Devant elle se dresse une étrange, une fantastique maçonnerie vers laquelle le bourreau la traîne… Et son cri d’épouvante déchire lamentablement la nuit :

– Horreur !… Le gibet de Montfaucon !

Chapitre 3 - LE BOUFFON

– Où est-il, ton amant ? Que fait-il le Roi-Chevalier ?…

– Grâce ! Pitié ! crie-t-elle encore.

Cherchons la réponse à cette ironique et sinistre question du mari… Que faisait François Ier ?…

Vers dix heures, comme tout dormait au Louvre, le roi, retiré dans sa chambre, attendait l’arrivée des trois courtisans favoris dont il avait coutume de dire :

– Essé, Sansac, La Châtaigneraie et moi, nous sommes quatre gentilshommes.

Il était seul avec Triboulet. Celui-ci jouait un air de rebec, tandis que François Ier, tout joyeux de l’expédition amoureuse qui se préparait, se promenait avec impatience.
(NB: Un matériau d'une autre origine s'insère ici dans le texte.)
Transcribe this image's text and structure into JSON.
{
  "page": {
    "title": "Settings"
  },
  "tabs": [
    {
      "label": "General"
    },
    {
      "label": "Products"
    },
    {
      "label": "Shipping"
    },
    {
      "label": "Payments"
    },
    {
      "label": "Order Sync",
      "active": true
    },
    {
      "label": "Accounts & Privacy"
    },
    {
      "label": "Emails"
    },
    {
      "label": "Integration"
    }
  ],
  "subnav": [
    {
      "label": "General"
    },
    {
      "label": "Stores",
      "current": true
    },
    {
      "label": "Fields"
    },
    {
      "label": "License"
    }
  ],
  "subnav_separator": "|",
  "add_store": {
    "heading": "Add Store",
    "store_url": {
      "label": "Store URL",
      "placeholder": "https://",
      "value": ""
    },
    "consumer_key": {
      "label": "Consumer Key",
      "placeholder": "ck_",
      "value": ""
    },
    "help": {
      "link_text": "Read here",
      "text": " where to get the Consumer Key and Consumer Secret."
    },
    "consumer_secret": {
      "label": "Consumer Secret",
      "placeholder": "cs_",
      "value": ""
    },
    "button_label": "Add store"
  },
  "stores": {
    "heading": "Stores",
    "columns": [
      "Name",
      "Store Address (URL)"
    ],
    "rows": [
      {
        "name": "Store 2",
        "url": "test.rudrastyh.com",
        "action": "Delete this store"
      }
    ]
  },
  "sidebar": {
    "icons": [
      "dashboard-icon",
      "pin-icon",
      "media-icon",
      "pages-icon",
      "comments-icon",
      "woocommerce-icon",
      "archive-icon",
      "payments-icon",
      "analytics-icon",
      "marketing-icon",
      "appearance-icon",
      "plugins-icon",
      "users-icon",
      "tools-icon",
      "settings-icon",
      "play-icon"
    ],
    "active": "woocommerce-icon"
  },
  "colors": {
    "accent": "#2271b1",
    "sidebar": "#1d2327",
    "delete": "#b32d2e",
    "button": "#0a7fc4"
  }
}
– Gillette !… Elle s’appelle Gillette Chantelys !… Jour de Dieu ! Le joli nom pour une si jolie fille ! murmurait-il.

Et il ajoutait, dans le fond de sa pensée :

– Ah ! Je l’aime vraiment !… Jamais je n’éprouvai désir aussi intense, et jamais sensation plus douce et plus ardente ne caressa mon cœur !…

– Voici les trois quarts de roi ! s’écria Triboulet.

Essé, La Châtaigneraie et Sansac faisaient leur entrée.

– Sommes-nous prêts, messieurs ?

– Nous sommes toujours prêts, Sire, pour le service de Votre Majesté, dit Sansac.

– Mais, ajouta La Châtaigneraie, le roi ne nous a pas encore dit où nous allons.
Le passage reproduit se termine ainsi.